The phone rings away despondently, but I know better and I wait. Finally, the rings are cut short by the lifted receiver on the other end; this is followed by a short vacuum buffering the silence while the hand with the receiver is travelling slowly, clumsily to the ear; then my grandmother's thinned voice says "Hello?", and we start our weekly trapeze walk on the trans-oceanic phone lines. Almost immediately, she musters some enthusiasm and tells me "Your beans have blossomed!" Six or seven weeks ago I sent her 4 scarlet runner beans from the "harvest" in my yard last year. I improvised a protective sleeve from a piece of paper, and lined the plump purple black-dotted beans next to each other on the bottom inside; I sealed it with scotch-tape, and then deposited it into one of those padded heavy-duty envelopes. In the post office they weighed it, and asked me what's inside -- I said "Papers", and off it went: 4 inert morsels of Montreal soil, embarking on an incognito voyage to a foreign territory. So not only did they make it across, but they are growing (Slavica, the woman who lives with my uncle in the house next door to my grandparents, sowed them in the garden by the side of the house); and not only that but they're blossoming.
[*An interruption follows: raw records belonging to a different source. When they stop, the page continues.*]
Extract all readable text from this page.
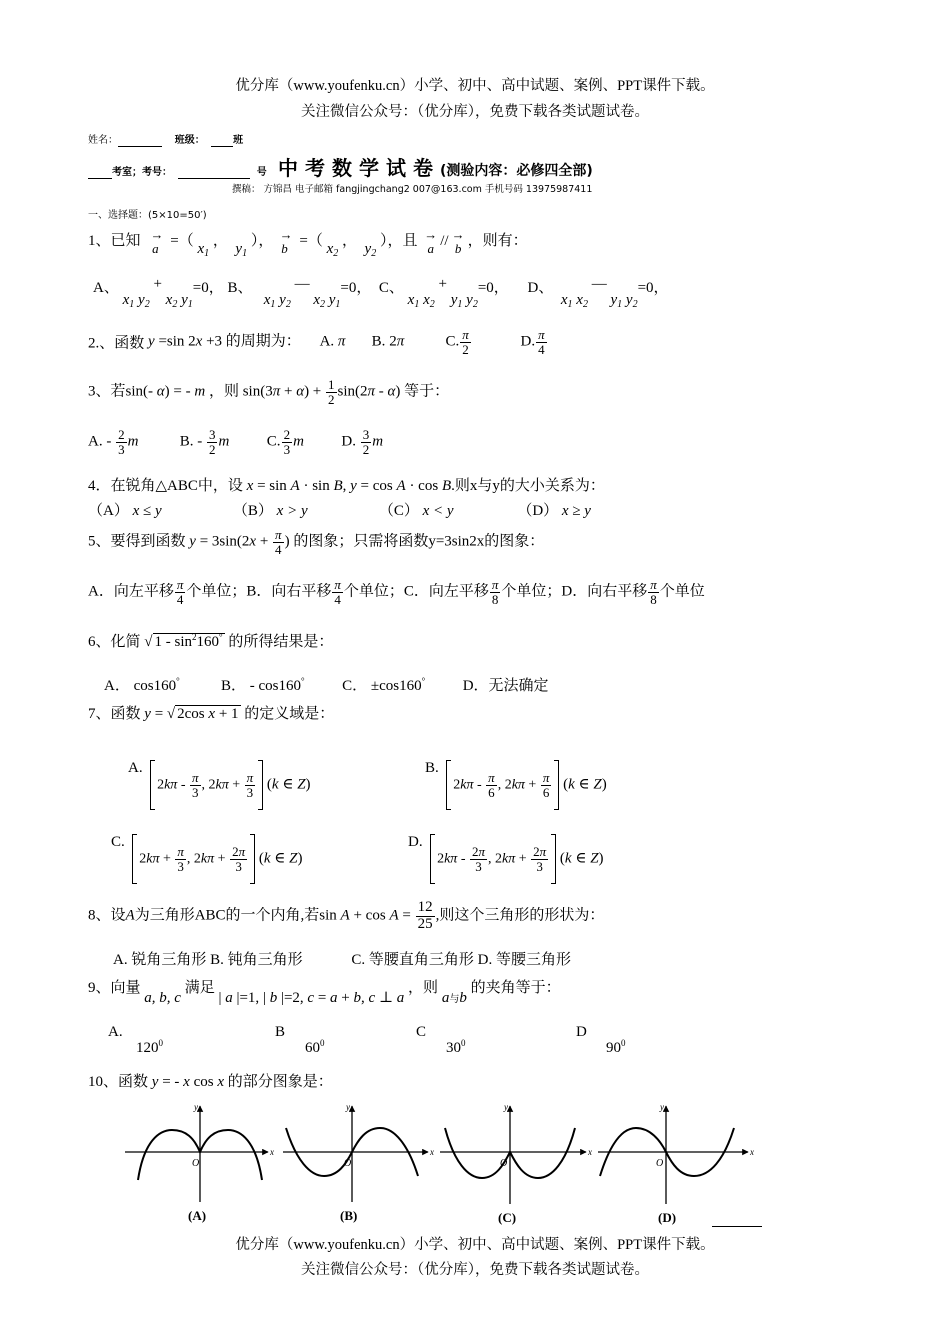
优分库（www.youfenku.cn）小学、初中、高中试题、案例、PPT课件下载。
关注微信公众号：（优分库），免费下载各类试题试卷。
姓名：	班级：	班
考室；考号：	号 中考数学试卷(测验内容：必修四全部)
撰稿： 方锦昌 电子邮箱 fangjingchang2 007@163.com 手机号码 13975987411
一、选择题：(5×10=50′)
1、已知 →
a =（ $x_1$ ，  $y_1$ ）， →
b =（ $x_2$ ，  $y_2$ ），且 →
a // →
b ，则有：
A、 $x_1$ $y_2 + x_2$ $y_1=0$， B、   $x_1$ $y_2$ — $x_2$ $y_1=0$， C、 $x_1$ $x_2 + y_1$ $y_2=0$， D、  $x_1$ $x_2$ — $y_1$ $y_2=0$，
2.、函数 y =sin 2x +3 的周期为： A. π B. 2π	C. $\frac{\pi}{2}$	D. $\frac{\pi}{4}$
3、若sin(- α) = - m ，则 $\sin(3\pi + \alpha) + \frac{1}{2} \sin(2\pi - \alpha)$ 等于：
A. - $\frac{2}{3}$ m	B. - $\frac{3}{2}$ m	C. $\frac{2}{3}$ m	D. $\frac{3}{2}$ m
4．在锐角△ABC中，设 x = sin A · sin B, y = cos A · cos B.则x与y的大小关系为：
（A） x ≤ y	（B） x > y	（C） x < y	（D） x ≥ y
5、要得到函数 $y = 3\sin(2x + \frac{\pi}{4}$ ) 的图象；只需将函数y=3sin2x的图象：
A．向左平移 $\frac{\pi}{4}$ 个单位；B．向右平移 $\frac{\pi}{4}$ 个单位；C．向左平移 $\frac{\pi}{8}$ 个单位；D．向右平移 $\frac{\pi}{8}$ 个单位
6、化简 √ $1 - \sin^2160^\circ$ 的所得结果是：
A． cos160°	B． - cos160°	C． ±cos160°	D．无法确定
7、函数 y = √ 2cos x + 1 的定义域是：
A.  $2k\pi - \frac{\pi}{3}$ , $2k\pi + \frac{\pi}{3} (k$ ∈ Z)
B.  $2k\pi - \frac{\pi}{6}$ , $2k\pi + \frac{\pi}{6} (k$ ∈ Z)
C.  $2k\pi + \frac{\pi}{3}$ , $2k\pi + \frac{2\pi}{3} (k$ ∈ Z)
D.  $2k\pi - \frac{2\pi}{3}$ , $2k\pi + \frac{2\pi}{3} (k$ ∈ Z)
8、设A为三角形ABC的一个内角,若$\sin A + \cos A = \frac{12}{25}$ ,则这个三角形的形状为：
A. 锐角三角形 B. 钝角三角形	C. 等腰直角三角形 D. 等腰三角形
9、向量 a, b, c 满足 | a |=1, | b |=2, c = a + b, c ⊥ a ，则 a与b 的夹角等于：
A.
$120^0$
B
$60^0$
C
$30^0$
D
$90^0$
10、函数 y = - x cos x 的部分图象是：
x
y
O
(A)
x
y
O
(B)
x
y
O
(C)
x
y
O
(D)
优分库（www.youfenku.cn）小学、初中、高中试题、案例、PPT课件下载。
关注微信公众号：（优分库），免费下载各类试题试卷。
I'm puzzled: the siblings of those 4 beans have been in the soil outside my window here -- where they came from, their home turf! -- for days, and yet there's no sign of life. I check the pots every day, but they look sadly sullen and barren. There's no other answer: the beans have adopted that faraway foreign plot of land as their home, and are thriving as if they were natives, among my grandmother's tomatoes, oregano, grapes, strawberries, and apples. A strange asymmetry, but we are both glad, my grandmother and I, and you can hear the gladness in the phone. We are glad because in their small, blind, vegetable way, these beans in my grandparents' garden are performing a tiny miracle, creating their home against all odds, negating the negated life. Offering my grandparents passionately scarlet flowers before the curtain call.
Twin tomatoes: one homeless and one with a home
2 Comments:
Nice!, I liked the development of scattered, almost irrelevant events to the second part of the story.
It made me want to call my grandmother too..
D.
:-). There isn't much one can say about stories like this one. It's mostly a silent homage to my grandparents. And I'm very happy you felt like calling yours!